New staffer says what’s in box most important

8/3/2009

By Woody Woodrick
Advocate Editor

Franks Haynes wants youth ministry in Mississippi to think inside the box.

“We think the wrapping makes a difference, but it’s what’s inside the box that matters,” Haynes said.

Because of that, said Haynes, young people often not offered what they really want and need.

 “We lose young people because of two things,” said Haynes. “We don’t invest much in ministries for young people. If we do invest in them, we often invest in things we think they want, but they really don’t.”

Haynes said he believes young people want relationships in authentic communities and the true meaning of life that can only be found in the gospel. “They’re looking for true sustenance that changes lives,” he said.

Haynes is in position to try to offer young people what they want. Beginning July 1, Haynes became the Mississippi Conference coordinator for young people’s ministry.

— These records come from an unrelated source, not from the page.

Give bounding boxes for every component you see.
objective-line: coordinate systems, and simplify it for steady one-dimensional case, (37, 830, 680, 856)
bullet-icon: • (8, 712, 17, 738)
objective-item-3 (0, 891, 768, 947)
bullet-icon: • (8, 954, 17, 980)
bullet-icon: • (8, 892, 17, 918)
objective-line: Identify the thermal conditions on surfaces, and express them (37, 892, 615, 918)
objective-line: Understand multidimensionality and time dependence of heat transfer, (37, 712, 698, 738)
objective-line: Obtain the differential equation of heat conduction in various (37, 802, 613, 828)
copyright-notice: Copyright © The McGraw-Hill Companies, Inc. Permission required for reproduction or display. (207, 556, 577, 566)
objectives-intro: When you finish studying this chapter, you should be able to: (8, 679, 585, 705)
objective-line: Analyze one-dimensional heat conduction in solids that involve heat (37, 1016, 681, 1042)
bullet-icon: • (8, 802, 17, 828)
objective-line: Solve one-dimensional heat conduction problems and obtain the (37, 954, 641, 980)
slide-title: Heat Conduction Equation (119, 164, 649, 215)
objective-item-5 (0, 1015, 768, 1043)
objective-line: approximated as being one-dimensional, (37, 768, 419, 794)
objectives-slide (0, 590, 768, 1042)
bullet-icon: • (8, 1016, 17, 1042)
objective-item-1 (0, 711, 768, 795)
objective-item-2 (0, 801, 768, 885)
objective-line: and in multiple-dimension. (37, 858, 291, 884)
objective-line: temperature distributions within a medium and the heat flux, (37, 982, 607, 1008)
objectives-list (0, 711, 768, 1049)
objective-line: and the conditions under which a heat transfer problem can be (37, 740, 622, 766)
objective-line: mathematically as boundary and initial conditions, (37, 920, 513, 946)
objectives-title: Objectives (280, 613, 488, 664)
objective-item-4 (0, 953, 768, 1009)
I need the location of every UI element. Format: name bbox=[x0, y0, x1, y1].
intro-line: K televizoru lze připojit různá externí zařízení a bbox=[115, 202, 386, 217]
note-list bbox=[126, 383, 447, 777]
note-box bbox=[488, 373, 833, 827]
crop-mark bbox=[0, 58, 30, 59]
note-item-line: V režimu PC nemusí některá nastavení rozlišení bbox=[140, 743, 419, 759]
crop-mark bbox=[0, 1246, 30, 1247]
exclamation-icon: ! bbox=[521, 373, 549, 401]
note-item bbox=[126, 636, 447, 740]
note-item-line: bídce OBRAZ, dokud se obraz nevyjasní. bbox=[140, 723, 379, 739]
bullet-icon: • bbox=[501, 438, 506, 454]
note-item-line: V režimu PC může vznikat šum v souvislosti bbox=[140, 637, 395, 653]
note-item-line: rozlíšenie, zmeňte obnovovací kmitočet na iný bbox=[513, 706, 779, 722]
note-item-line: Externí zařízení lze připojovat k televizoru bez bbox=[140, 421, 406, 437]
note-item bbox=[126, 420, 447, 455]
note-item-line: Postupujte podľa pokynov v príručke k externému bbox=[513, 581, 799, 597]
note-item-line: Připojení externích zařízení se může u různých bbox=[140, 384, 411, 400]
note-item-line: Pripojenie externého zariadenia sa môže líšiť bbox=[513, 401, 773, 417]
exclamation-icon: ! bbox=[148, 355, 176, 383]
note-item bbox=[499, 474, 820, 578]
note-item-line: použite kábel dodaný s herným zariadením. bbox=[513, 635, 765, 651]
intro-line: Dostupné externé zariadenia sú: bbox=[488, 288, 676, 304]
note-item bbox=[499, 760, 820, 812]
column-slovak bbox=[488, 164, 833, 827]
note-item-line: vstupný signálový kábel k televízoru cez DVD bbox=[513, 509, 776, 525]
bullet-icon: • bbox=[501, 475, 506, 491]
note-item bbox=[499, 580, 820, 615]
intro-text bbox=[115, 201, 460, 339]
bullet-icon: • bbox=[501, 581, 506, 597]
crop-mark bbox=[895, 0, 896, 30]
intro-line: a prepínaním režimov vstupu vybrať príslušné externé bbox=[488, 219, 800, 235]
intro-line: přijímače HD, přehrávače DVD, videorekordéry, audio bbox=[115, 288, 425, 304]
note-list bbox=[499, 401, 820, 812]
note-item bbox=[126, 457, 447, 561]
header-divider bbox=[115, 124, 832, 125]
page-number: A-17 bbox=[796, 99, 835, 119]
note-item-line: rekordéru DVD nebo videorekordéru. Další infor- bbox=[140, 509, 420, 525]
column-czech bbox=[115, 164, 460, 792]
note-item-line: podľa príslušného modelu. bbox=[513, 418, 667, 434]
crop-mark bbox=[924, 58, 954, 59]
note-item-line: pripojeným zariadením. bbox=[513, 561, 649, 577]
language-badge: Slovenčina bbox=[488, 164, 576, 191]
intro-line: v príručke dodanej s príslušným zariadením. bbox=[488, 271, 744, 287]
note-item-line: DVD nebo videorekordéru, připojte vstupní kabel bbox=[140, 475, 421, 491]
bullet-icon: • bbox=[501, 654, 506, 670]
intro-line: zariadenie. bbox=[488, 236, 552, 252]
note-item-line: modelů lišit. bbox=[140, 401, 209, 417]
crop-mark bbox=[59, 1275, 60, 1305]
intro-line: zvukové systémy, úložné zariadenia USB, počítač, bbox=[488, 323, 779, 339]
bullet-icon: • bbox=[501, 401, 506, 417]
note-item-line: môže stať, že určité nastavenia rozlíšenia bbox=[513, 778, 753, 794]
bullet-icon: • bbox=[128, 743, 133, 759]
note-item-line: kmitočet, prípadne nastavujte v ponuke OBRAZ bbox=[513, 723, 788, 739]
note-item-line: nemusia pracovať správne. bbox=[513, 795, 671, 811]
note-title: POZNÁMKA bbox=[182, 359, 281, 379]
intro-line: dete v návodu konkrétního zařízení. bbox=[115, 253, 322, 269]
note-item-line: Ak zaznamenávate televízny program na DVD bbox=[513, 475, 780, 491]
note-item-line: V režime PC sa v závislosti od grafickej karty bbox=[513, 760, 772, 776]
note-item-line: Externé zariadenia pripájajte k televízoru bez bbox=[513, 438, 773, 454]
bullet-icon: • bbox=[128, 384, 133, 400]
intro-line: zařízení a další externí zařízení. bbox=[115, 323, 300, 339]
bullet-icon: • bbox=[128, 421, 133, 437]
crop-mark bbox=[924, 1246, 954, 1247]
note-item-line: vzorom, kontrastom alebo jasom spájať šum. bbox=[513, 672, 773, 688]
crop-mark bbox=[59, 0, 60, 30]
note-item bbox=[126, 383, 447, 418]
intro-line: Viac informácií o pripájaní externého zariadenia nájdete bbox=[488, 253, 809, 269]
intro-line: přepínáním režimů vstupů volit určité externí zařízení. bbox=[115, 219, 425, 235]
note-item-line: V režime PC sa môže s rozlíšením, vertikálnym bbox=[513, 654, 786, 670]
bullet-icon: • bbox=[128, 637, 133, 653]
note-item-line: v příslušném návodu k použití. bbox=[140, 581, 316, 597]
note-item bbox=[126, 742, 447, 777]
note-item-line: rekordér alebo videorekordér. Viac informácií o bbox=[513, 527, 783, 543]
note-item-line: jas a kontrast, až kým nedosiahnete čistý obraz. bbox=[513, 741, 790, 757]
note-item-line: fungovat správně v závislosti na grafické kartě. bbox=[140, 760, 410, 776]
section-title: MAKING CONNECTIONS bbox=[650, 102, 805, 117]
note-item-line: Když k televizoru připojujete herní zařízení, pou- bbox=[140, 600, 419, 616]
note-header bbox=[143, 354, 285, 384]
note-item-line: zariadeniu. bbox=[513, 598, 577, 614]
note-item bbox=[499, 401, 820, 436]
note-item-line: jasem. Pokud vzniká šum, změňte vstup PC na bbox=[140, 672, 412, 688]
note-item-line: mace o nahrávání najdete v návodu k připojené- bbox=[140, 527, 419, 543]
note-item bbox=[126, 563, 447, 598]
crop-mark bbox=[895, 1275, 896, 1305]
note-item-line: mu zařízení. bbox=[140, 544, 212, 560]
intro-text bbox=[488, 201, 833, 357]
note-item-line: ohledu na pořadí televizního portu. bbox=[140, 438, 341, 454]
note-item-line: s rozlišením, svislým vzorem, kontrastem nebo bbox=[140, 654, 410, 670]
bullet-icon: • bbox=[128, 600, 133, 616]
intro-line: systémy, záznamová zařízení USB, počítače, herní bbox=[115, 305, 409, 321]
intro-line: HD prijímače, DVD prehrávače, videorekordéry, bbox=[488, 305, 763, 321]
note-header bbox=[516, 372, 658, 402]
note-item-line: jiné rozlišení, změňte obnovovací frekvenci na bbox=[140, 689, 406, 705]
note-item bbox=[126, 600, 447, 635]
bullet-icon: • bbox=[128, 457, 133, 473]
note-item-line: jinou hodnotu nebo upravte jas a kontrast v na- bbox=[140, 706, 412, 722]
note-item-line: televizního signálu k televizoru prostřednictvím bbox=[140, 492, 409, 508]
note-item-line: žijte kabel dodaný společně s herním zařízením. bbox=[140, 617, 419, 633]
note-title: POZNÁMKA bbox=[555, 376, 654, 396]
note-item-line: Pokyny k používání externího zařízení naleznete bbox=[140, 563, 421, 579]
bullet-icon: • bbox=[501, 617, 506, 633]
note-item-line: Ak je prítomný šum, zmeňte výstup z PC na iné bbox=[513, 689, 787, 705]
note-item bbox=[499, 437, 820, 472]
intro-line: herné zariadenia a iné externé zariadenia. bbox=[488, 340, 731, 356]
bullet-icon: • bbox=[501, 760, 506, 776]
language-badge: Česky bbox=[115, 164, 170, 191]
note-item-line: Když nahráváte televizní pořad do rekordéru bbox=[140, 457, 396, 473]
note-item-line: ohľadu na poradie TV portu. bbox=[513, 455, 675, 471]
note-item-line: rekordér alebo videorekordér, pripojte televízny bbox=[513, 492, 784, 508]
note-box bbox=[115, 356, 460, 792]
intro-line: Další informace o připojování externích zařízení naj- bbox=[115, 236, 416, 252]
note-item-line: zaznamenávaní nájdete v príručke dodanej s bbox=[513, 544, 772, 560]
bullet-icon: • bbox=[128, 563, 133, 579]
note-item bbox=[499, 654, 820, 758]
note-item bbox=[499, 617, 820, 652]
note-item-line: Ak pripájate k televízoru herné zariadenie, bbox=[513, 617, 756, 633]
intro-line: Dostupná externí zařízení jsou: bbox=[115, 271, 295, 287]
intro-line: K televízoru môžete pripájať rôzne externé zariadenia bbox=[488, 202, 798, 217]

He’s already jumped right into the role, having taken part in Convo 09 and held a meeting of the conference youth council.

Haynes has been involved in youth ministry since the age of 19 when he worked summer positions in Mississippi and Texas. A Senatobia native, Haynes attended Mississippi State University and Asbury Theological Seminary. His master of divinity focused on campus ministries.

“Frank is a spiritually centered person. He is authentic in his faith and life,” said the Rev. Steve Casteel, conference director of Connectional Ministries. “He has incredible organizational skills and is a systems thinker. He is a great communicator and understands the current lay of the land with young people. He also understands the scope of this ministry. Finally, he has an incredible passion to help young people find ways to grow in their faith, in community and in service.”

While many churches have strong youth groups, statistics show that 60 percent to 80 percent of young people leave the church after they graduate from high school. “We are setting foundations for Christian youth,” he said, “but we have to be concerned about what we’re doing once they leave home.

“It’s such a formidable time in their lives. It’s when they establish their world view and values. The church has to be a voice and mentor during that time,” he said.

Haynes, a provisional elder, said one way to stay connected to young people is for church members to not think of them as the future of the church. “They are the church now,” he said.

“Young people are at a place in their lives where they can fulfill God’s calling to be the kingdom of priests,” Haynes said. “They are smart enough, talented enough, passionate enough and just as gifted in the spirit as adults.”

Haynes said he’d like to see stronger ties between college students and local churches. The local church is where he said he believes the best discipling takes place. “The question is how do we best partner with the local church with resources, time and gifts to make disciples,” he said.

Haynes said he plans to meet with youth and college pastors about what they need from the conference. “I’m not going to pretend I have the answers before I understand the questions,” he said.

Haynes said he would like for Mississippi’s young people to be the “model of what passion for Christ should look like for all ages.”